Provincial Health Officer Bonnie Henry reported a total of 2,206 new cases over a five-day period dating back to Dec. 24, but the number has been falling during that time – from 512 on Dec. 24 to 382 in the last day.
However, Henry noted, it is crucial for people to remain vigilant in following health orders, since part of the reason for the drop in numbers has been a similar decline in people seeking COVID tests prior to the holidays (perhaps in an attempt to avoid having to change plans around the Christmas season).
That is why, she added, people need to remain vigilant over New Year’s Day weekend and find new ways to celebrate without endangering themselves and others.
“If we see the spread happening more rapidly like October... that would be concerning, and we would have to consider additional measures,” Henry said.
The new numbers put the figure of active COVID cases in B.C. at 7,580, with 373 people in hospital and 80 in intensive care. Another 9,414 (excluding figures from Northern Health) are currently under active monitoring, Henry said.
Fraser Health continues to be the epicentre of COVID in the province, with 1,375 new cases over the five-day period. That is followed by Vancouver Coastal Health (378), Interior Health (238), Northern Health (171) and Island Health (44).
The province also reported another 74 deaths during the five days, putting the total death count at 882.
Part of the reason for the continued heightened death toll, Henry said, is that COVID-19 outbreaks continue to ravage long-term care facilities and acute-care locations at hospitals. The five-day Christmas weekend saw another eight new outbreaks in long-term care homes, as well as two acute-care outbreaks (including one at Vancouver General Hospital).
In the meantime, 11,930 people in the province have been vaccinated – although two people did show allergic reactions to the vaccine, Henry said. Both are health-care workers who have since been treated and have recovered, and Henry noted it is not unexpected that some people will have similar allergic reactions upon receiving vaccines.
Henry also noted that the new mutated variant of the COVID virus recently discovered in Great Britain – triggering new travel bans and raising fears of a more contagious version of the virus – does not appear to be widely circulated in B.C. or Canada. The single case in B.C., as well as others around the country, have all been linked to travel to the U.K., she said.

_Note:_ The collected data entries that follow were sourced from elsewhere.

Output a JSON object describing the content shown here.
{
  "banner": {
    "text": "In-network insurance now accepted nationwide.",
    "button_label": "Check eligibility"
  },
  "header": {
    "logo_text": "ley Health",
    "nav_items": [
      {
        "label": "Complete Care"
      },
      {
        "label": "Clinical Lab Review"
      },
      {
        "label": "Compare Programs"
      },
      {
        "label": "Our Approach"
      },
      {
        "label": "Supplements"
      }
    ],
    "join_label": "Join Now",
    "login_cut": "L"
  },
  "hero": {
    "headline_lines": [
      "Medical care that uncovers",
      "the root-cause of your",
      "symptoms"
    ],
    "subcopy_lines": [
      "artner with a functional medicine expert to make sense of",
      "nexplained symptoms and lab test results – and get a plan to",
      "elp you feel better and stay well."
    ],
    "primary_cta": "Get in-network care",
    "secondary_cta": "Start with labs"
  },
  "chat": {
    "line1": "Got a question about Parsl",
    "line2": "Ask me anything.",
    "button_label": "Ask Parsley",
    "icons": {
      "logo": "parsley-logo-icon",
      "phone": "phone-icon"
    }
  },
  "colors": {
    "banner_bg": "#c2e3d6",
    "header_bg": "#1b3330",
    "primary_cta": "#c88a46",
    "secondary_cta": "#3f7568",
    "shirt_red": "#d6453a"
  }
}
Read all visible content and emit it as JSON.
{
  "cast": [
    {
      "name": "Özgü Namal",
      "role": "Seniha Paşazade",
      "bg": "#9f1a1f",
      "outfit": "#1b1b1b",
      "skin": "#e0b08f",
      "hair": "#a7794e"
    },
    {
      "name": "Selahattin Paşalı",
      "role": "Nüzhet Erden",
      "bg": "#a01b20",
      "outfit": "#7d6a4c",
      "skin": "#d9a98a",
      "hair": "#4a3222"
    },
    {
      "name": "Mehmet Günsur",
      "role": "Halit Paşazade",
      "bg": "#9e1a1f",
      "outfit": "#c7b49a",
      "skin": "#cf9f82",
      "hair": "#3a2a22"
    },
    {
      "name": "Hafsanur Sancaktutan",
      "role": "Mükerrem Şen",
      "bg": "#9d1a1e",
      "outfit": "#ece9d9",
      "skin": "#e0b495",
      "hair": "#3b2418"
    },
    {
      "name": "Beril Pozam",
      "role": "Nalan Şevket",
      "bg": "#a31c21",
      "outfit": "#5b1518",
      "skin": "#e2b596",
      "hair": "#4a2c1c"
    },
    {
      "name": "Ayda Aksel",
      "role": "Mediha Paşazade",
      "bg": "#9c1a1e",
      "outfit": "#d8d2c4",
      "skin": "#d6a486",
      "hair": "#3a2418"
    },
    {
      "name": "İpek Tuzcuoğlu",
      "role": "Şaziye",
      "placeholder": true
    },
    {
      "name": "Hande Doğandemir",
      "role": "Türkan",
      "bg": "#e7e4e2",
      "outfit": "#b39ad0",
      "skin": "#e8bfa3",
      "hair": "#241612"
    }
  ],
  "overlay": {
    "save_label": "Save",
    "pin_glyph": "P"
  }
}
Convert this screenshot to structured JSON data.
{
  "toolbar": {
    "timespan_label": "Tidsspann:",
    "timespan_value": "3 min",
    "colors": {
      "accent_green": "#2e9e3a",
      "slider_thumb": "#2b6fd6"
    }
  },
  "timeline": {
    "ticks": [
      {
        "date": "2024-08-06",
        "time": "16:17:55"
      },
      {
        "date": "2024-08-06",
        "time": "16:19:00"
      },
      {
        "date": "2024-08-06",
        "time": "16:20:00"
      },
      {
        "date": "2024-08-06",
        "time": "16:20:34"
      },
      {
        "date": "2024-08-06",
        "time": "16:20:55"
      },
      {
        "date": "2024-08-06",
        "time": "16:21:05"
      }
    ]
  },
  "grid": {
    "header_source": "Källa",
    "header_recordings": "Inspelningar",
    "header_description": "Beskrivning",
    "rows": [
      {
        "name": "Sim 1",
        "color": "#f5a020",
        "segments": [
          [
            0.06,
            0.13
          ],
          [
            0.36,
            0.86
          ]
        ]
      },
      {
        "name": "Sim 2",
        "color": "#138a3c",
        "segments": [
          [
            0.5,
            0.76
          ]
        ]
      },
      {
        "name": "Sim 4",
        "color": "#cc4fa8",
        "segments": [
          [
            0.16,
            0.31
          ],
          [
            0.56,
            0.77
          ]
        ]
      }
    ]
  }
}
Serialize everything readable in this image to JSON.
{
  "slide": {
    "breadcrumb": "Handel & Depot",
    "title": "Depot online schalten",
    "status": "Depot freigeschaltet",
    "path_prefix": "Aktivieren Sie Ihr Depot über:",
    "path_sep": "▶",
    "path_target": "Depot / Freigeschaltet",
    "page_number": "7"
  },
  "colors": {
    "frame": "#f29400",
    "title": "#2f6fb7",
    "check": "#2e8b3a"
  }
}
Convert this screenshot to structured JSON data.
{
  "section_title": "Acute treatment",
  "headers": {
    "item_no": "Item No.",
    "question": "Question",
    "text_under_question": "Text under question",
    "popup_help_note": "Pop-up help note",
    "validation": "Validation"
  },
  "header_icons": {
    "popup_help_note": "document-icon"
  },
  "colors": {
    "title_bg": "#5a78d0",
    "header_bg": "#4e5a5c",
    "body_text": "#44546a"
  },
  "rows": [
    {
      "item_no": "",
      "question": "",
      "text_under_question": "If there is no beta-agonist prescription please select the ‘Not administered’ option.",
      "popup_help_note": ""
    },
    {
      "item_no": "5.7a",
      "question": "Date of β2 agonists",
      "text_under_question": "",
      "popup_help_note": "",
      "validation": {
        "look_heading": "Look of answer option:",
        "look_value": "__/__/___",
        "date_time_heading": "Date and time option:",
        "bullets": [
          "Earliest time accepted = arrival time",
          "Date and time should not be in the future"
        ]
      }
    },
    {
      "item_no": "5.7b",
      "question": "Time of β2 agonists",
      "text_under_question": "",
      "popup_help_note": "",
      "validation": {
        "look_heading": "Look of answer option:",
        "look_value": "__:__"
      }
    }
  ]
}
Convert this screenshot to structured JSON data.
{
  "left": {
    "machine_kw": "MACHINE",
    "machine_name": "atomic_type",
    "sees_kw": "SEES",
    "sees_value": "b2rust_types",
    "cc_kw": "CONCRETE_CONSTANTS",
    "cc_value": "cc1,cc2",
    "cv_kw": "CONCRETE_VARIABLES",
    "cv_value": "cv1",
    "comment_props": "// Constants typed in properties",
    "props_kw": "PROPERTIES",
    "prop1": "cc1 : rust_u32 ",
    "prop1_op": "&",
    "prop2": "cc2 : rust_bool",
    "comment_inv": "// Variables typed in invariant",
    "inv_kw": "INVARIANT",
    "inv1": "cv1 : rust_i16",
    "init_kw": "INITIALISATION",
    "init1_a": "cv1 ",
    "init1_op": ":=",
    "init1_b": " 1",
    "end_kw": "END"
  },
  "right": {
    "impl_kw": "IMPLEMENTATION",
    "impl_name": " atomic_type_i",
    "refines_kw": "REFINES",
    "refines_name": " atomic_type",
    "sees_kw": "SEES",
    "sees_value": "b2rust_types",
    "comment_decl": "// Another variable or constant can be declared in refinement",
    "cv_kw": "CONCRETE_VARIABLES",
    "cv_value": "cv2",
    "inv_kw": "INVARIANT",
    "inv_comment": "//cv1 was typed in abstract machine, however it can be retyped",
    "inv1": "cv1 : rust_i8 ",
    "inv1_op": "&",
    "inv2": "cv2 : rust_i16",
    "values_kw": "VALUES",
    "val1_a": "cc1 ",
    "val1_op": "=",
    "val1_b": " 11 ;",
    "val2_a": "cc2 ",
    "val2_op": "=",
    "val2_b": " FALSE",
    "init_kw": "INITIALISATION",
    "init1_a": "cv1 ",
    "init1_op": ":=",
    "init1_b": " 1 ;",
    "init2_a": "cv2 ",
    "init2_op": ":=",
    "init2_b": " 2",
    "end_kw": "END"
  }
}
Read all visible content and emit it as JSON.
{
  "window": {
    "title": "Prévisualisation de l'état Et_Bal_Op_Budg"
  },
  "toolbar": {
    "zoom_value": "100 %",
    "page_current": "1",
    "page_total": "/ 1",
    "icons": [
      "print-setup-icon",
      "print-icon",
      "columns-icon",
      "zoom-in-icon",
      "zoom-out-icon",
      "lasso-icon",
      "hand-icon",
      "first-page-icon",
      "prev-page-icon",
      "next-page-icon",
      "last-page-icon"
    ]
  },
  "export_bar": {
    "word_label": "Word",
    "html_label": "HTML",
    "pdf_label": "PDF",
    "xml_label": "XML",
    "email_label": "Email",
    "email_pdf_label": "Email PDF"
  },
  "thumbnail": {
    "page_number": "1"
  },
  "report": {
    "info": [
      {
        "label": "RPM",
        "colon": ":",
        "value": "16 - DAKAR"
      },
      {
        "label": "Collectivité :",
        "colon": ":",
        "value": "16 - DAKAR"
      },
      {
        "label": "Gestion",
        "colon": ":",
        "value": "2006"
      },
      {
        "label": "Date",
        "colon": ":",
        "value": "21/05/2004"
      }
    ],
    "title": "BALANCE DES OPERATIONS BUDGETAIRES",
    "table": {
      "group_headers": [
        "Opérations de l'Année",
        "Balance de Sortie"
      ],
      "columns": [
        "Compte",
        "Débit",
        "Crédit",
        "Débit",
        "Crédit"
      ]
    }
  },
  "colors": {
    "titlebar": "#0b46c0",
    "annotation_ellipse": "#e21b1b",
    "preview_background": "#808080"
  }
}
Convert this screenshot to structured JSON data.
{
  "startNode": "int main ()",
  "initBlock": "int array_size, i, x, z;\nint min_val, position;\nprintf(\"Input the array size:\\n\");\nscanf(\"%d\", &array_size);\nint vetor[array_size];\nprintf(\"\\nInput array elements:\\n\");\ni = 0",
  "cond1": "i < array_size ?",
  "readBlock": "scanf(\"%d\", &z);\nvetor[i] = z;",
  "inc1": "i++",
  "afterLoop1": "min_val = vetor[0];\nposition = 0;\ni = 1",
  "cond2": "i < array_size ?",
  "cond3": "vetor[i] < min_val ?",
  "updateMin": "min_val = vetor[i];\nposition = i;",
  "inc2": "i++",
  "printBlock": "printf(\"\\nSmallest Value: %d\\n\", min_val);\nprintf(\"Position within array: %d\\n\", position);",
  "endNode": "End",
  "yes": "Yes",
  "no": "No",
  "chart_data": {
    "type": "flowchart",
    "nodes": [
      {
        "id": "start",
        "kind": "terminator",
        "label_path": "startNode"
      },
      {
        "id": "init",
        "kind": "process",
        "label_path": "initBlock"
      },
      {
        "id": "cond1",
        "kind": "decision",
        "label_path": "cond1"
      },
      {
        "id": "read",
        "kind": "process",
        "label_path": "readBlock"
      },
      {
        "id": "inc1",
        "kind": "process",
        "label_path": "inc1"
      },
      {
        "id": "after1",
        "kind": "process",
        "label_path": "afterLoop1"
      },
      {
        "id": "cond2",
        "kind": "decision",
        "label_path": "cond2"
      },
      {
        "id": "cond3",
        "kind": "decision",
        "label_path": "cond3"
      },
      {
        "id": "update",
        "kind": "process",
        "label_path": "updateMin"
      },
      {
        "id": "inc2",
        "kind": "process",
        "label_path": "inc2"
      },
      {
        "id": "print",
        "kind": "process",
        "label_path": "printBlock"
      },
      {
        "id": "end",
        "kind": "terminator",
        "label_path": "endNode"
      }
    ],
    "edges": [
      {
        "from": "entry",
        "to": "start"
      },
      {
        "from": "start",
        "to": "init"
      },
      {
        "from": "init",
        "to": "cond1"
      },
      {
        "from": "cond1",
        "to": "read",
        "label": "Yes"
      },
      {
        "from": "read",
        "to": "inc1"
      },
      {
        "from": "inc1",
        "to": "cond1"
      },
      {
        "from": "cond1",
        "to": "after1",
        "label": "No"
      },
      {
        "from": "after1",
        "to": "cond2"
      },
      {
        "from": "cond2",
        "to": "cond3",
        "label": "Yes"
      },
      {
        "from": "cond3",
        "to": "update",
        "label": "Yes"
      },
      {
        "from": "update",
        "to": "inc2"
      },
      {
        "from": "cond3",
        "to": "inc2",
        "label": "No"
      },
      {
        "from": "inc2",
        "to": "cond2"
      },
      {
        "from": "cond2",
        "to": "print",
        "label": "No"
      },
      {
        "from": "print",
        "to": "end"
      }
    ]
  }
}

Officials added that there may be more cases of the new variant coming, since the province has focused its more intensive genome-testing effort on travellers who have recently returned from the U.K. and have tested positive for COVID-19 – and there are several cases where the results are pending.
That is why, Henry added, people should avoid non-essential travel right now – while also adhering to the 14-day quarantine process if one does return from abroad. It is imperative that anyone in that situation get tested if symptoms emerge, she added.
“It isn’t a nice-to-do,” Henry said. “It’s a must-do.”
The concern, she added, is for the numbers to re-spike after the holiday season due to people gathering and contracting the virus – with symptoms not showing until the typical incubation period of the virus, which is 5-7 days.
“Right now in B.C., we’ve levelled off and come down a little bit,” Henry said. “But it is critical we keep doing what we are doing, and this variant is reminding us that we cannot be complacent.”